There were probably very few people in the world who knew — after all, everyone who entered a test game had died.
Bai Youwei said, “I heard it from an inspector. Both me and my boyfriend know.”
Shen Mo: “……”
He’d noticed that ever since entering this game, he and Du Lai seemed to have lost their names entirely.
“An inspector told you all that?” Fu Miaoxue looked baffled. “I never encountered anything like that. There were no inspectors in the test game — just an instruction document telling us what to do first, and then what to do next…”
Bai Youwei asked, “What kind of game was it?”
Fu Miaoxue’s expression soured at the question, unpleasant memories rising to the surface. “Back then, the widespread blackouts and power cuts hadn’t happened yet, and the news about people turning into dolls had only just emerged. I was taking a walk in my own home garden, and then suddenly I was transported somewhere completely unfamiliar — a place called the Riddle Kingdom!”
Unlike official games, test games had no formal entry point, so there was no trigger to speak of — the system simply selected players at random.
Fu Miaoxue said in exasperation: “That game was completely unhinged! Players had to find the clues on their own to escape the Riddle Kingdom — but the kingdom’s residents each required you to answer one of their questions before they’d let you ask them anything. My answers were clearly *correct*, and yet I still died!”
“You died even when you answered correctly?” Bai Youwei said in astonishment. “That game has some serious bugs.”

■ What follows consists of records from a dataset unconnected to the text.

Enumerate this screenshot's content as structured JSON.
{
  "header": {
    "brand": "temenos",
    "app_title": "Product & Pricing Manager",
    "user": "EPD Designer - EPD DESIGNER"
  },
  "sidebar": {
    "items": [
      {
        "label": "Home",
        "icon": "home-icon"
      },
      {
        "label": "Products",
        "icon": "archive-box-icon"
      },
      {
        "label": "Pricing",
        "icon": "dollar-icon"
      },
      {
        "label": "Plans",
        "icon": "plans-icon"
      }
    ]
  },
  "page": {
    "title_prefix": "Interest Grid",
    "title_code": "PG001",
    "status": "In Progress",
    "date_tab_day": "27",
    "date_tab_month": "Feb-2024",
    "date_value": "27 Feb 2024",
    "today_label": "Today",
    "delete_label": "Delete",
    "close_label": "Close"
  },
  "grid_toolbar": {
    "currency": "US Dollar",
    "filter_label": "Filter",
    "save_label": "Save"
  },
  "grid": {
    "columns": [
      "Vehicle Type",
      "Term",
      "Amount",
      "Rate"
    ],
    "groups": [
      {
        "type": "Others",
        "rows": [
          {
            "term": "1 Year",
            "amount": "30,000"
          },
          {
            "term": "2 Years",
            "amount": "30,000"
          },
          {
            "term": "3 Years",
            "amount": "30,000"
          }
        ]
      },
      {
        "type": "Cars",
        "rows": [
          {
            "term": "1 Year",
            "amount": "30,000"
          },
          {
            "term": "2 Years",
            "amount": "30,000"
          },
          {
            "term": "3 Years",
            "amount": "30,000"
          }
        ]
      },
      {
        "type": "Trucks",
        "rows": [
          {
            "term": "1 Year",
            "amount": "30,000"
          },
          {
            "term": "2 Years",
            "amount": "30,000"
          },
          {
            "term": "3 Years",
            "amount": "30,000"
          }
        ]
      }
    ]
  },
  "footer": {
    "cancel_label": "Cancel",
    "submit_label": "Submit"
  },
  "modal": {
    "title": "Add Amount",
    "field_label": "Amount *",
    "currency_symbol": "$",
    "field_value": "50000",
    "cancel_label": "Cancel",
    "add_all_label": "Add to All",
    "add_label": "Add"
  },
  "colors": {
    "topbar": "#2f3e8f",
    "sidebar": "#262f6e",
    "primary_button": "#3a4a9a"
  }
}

Fu Miaoxue said, “One of the residents asked me: ‘The King of the Riddle Kingdom threw a crystal cup — why didn’t the cup shatter?'”
“Why?” Bai Youwei asked.
“The correct answer was: because it was caught.” Fu Miaoxue gave a cold laugh. “Absurd, isn’t it? Completely baffling!”
“And what was your answer?” Bai Youwei couldn’t help asking.
“My answer was: the cup was thrown into water, so it didn’t break. I thought that was perfectly reasonable — if a cup is thrown into water, it genuinely *won’t* break! But they insisted I was wrong, and then they threw *me* into the water, and I drowned!”
Bai Youwei: “……”
Shen Mo: “……”
What an unjust death. Truly worthy of a test game — completely unreliable from start to finish!
“And after that — did you stay in the Riddle Kingdom the whole time?” Bai Youwei continued.
“No.” Fu Miaoxue shook her head gently. “I was there for five or six rounds, and then the system moved me to other games. In the games, there’s no real death — it comes down to each person’s willpower, and everyone’s situation is different.
“Some people, by the third or fourth round, couldn’t hold on anymore. They gradually became residents of the Riddle Kingdom — no longer remembering who they were, no longer aware of any game objectives. They only knew to follow the rules — asking, asking, asking — and whenever a new player asked how to leave the Riddle Kingdom, those residents would recite the crystal cup riddle for the player to guess.”
“You’re very impressive,” Bai Youwei said sincerely. “To endure that many rounds without giving up.”
“Not as impressive as you two.” Fu Miaoxue smiled and looked her and Shen Mo over. “You’ve been winning from the very start. As for me — I lost from the very beginning.”
No matter how well she performed afterward, it didn’t change anything.
Because from the very start, she had already lost. Lost. Even if someone brought her back, she could never go back…
“Whether you’re impressive or not doesn’t come down to winning or losing,” Shen Mo said evenly. “You know what it means to lose — which means you know how to guard against danger. Du Lai is also someone with sharp instincts for danger. Together, the two of you may well be greater than the sum of your parts and produce unexpected results.”